Officials Optimistic on Wisconsin Job Creation Despite July Setback


MacIver News Service
| August 18, 2011

[Madison, Wisc…] Wisconsin’s economic recovery stumbled in July as jobless numbers increased and the state lost jobs in the private sector.

According to data provided by the Bureau of Labor Statistics, the seasonally adjusted unemployment rate increased to 7.8 percent and the overall seasonally adjusted jobs numbers declined by 8,200.

Durable goods manufacturing increased by 2,000 jobs while wholesale trade, accommodation/food services, and mining/logging showed modest increases. However overall the private sector shed 12,500 jobs.

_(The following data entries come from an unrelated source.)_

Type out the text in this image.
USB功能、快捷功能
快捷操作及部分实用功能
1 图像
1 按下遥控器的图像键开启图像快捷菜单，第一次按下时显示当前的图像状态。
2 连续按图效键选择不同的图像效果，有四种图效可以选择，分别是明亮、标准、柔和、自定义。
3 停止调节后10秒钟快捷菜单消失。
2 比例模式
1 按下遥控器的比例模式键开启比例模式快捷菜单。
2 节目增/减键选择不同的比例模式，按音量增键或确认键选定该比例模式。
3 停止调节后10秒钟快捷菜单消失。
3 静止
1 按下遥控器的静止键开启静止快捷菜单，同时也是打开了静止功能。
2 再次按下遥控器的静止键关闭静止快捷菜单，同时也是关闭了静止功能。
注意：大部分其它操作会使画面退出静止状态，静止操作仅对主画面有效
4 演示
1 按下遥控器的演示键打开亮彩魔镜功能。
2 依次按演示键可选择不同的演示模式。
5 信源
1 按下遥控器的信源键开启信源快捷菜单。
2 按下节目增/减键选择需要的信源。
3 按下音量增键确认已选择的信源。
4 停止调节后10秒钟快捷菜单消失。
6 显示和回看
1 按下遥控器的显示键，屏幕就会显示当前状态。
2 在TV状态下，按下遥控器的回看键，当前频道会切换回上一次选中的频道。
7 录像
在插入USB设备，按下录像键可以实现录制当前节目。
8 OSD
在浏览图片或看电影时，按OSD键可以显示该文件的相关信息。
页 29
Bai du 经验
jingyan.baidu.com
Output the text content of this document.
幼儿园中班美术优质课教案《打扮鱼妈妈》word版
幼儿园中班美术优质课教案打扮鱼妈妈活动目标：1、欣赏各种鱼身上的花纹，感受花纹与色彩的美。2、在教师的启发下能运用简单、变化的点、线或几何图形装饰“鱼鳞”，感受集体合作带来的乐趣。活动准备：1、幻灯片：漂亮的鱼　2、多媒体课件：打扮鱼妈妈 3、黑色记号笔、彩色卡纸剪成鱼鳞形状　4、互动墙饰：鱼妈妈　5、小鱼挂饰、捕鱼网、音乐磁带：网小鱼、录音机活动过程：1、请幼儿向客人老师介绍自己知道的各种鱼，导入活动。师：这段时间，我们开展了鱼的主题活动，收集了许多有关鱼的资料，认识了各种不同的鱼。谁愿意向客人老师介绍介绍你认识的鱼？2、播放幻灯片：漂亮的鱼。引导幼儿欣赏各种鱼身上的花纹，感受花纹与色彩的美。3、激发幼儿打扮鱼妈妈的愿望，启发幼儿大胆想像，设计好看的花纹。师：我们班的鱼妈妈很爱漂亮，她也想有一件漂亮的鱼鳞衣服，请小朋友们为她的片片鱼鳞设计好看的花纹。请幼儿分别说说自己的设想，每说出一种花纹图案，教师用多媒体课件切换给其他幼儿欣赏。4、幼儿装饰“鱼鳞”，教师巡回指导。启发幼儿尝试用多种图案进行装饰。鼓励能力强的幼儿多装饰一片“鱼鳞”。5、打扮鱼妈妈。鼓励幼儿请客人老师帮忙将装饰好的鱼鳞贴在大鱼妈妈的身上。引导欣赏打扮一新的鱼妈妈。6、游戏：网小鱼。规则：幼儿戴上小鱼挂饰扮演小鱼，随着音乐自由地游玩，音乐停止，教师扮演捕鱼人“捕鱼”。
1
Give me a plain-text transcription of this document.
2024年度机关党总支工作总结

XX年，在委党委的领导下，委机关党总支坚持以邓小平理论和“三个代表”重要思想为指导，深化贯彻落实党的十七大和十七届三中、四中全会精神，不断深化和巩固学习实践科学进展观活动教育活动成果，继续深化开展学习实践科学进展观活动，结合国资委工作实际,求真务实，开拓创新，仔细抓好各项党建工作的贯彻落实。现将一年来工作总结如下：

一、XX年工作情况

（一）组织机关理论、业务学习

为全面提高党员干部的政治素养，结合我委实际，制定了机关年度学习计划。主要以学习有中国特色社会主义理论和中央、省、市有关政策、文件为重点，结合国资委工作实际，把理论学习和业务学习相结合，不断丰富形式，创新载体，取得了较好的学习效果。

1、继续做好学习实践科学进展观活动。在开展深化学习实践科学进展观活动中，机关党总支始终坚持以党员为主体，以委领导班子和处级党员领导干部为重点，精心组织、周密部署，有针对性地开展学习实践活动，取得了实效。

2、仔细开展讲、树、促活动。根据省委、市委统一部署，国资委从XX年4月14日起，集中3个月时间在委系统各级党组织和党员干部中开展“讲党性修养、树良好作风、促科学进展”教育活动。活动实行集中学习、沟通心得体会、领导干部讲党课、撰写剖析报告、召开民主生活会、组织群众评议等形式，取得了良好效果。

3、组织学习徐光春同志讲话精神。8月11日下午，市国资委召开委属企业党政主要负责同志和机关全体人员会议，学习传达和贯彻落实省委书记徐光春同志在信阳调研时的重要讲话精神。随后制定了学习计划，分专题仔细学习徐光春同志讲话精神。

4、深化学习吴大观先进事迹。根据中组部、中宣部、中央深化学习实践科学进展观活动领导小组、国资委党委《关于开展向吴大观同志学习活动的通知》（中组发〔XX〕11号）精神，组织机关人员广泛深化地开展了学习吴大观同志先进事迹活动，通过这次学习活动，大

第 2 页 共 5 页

“Wisconsin is not immune to the national economic slowdown this summer, and we are seeing the effects of the national economy in our July numbers,” Wisconsin Department of Workforce Development Secretary Baumbach said. “The wild market fluctuations during the debt ceiling negotiations, the European debt crisis and other factors contributed to a great deal of uncertainty, which may very well have affected Wisconsin’s job numbers given our state’s ties to the national economy.”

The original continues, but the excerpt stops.